履歴書からの一目惚れ〜若き社長は小悪魔メイクがお気に入り〜
2人は着替えて歩いてパン屋を探した。
「ねぇ、昼からワイン飲んでる人もいる〜」
「いいな、昼から飲めるって」
パンを買って近くの公園にやってきた。
「気持ちいいね〜」
「今はフランスは1番過ごしやすいそうだ」
「本当に…日本に帰ったら梅雨入りしてるかなぁ」
公園で休んだ後はエッフェル塔に向かい、写真を2人は撮っていく。
万珠が近くを歩いていた人に写真をお願いしてエッフェル塔全体を入れて2人で撮ってもらった。

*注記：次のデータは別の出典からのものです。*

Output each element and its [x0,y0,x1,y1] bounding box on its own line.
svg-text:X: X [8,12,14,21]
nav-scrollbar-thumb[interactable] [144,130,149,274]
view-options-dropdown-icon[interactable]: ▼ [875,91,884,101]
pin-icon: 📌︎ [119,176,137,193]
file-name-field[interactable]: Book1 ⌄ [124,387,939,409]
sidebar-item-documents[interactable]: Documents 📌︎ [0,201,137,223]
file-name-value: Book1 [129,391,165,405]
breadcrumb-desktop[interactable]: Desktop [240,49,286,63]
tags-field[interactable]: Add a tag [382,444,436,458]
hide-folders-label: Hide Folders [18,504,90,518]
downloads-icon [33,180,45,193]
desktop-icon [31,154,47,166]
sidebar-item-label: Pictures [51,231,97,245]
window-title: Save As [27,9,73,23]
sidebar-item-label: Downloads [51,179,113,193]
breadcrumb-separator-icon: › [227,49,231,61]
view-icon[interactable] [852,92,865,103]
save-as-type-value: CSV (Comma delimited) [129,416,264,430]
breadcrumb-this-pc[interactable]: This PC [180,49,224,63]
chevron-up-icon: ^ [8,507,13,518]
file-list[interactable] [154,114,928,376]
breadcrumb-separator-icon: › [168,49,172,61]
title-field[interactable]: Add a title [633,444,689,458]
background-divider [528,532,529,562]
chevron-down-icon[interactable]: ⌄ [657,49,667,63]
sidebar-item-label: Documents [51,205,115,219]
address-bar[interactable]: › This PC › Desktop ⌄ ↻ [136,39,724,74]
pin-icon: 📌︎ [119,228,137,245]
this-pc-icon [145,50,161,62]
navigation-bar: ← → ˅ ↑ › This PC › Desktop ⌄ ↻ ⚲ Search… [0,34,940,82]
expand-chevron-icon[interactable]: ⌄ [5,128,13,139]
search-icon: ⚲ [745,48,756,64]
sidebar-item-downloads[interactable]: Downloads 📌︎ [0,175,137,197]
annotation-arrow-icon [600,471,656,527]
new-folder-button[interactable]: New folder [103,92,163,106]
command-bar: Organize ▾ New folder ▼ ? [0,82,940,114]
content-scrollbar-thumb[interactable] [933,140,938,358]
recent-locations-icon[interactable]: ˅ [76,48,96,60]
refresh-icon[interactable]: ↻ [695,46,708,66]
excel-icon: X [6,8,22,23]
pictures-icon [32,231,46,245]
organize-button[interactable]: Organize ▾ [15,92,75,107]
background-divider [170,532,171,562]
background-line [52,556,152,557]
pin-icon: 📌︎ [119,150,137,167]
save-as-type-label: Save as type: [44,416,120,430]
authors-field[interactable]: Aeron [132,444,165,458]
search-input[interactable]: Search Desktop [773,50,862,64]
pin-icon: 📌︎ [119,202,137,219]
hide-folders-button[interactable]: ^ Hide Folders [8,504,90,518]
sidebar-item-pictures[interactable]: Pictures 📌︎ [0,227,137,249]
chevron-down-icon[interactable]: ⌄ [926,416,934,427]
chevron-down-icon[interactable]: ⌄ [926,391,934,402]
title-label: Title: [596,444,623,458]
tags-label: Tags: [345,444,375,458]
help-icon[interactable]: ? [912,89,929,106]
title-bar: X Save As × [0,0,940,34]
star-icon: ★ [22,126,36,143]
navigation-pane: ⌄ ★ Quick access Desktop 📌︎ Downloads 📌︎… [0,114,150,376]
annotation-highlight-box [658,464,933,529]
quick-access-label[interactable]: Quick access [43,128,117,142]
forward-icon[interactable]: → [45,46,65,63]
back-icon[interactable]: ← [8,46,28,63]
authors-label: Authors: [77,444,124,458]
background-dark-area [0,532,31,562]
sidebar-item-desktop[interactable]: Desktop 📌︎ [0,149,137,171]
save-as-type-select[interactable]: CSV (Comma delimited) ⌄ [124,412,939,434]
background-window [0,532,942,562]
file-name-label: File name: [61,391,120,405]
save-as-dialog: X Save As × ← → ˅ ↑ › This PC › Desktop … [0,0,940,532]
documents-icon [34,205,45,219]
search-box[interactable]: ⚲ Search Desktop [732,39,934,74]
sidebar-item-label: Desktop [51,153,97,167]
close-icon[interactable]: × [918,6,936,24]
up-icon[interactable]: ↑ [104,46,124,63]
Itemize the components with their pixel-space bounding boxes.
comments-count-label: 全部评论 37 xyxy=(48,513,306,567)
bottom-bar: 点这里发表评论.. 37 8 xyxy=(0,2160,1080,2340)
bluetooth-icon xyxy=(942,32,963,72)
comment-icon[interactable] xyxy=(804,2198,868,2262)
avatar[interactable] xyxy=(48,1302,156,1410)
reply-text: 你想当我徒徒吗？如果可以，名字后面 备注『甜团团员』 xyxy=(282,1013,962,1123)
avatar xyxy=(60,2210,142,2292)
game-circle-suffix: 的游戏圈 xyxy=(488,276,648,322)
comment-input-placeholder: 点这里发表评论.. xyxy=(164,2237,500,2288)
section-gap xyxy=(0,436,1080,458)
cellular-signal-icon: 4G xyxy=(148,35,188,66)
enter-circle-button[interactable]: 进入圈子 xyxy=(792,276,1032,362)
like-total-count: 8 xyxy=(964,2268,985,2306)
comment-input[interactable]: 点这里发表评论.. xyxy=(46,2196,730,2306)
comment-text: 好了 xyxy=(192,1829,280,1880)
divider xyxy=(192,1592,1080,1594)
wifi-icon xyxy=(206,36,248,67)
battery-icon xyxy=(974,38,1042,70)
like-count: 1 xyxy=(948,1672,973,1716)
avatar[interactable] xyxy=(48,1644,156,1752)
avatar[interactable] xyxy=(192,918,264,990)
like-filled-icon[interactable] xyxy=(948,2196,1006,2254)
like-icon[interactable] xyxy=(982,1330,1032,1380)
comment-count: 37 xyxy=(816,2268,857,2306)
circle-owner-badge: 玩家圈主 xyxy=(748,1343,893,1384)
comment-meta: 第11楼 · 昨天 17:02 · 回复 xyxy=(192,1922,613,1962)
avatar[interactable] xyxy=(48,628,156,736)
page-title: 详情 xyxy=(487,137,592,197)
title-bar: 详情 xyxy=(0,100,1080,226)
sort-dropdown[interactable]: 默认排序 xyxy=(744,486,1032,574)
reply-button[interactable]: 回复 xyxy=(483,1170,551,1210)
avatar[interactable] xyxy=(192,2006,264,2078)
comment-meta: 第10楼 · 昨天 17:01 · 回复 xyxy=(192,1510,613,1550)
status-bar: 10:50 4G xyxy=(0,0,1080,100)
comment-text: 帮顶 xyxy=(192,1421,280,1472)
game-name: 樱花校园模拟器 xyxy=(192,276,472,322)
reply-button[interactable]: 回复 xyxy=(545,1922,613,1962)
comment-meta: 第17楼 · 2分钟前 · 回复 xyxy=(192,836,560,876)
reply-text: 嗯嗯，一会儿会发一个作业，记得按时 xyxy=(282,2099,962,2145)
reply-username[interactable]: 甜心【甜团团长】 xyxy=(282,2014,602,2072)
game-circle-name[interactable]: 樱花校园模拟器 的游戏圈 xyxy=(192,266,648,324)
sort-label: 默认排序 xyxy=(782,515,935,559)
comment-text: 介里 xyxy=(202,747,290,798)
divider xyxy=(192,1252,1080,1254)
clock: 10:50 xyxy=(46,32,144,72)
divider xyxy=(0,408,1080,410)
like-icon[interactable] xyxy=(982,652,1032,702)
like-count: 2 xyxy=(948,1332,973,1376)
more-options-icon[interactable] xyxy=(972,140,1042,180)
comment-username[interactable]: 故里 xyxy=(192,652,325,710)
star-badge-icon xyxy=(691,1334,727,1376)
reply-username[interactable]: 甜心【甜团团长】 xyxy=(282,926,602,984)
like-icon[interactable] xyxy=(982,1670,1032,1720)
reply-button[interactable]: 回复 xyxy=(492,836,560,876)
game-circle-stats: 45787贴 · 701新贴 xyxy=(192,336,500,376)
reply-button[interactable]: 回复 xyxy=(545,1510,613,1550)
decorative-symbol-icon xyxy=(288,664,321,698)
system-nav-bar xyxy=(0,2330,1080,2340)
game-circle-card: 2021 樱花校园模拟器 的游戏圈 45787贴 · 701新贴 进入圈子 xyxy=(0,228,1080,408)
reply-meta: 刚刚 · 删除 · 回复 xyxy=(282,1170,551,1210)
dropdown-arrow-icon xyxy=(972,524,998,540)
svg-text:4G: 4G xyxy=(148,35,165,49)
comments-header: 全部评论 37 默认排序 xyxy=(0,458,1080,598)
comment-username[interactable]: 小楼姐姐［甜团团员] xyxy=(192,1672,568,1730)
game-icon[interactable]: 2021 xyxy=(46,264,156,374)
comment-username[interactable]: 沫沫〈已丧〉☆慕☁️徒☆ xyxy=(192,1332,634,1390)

撮ってくれた人にお礼を言い、少し話している万珠を見た。
嬉しそうにニコニコしながら戻ってきたので「どうした?」と慧介が聞くと
「新婚旅行ですか?ってふふっ」
「おっ、万珠は何て?」
「Noって(笑)」
「まあ、そうだけどさ」
「でしょ?」
「じゃあ新婚旅行はどこに行きたい?」
「うーん、ヨーロッパ一周かな(笑)」
「有給貯めとけよな」
「どうかなぁ(笑)」
「このやろ(笑)」
慧介は少し嬉しそうに笑っている万珠を後ろから抱きしめてエッフェル塔の前でキスをした。
キスの後、万珠は照れながら慧介の胸に頭をつける。
「いつかは…ねっ」
「あぁ…いつか……」
2人は手を繋いでエッフェル塔から離れていく。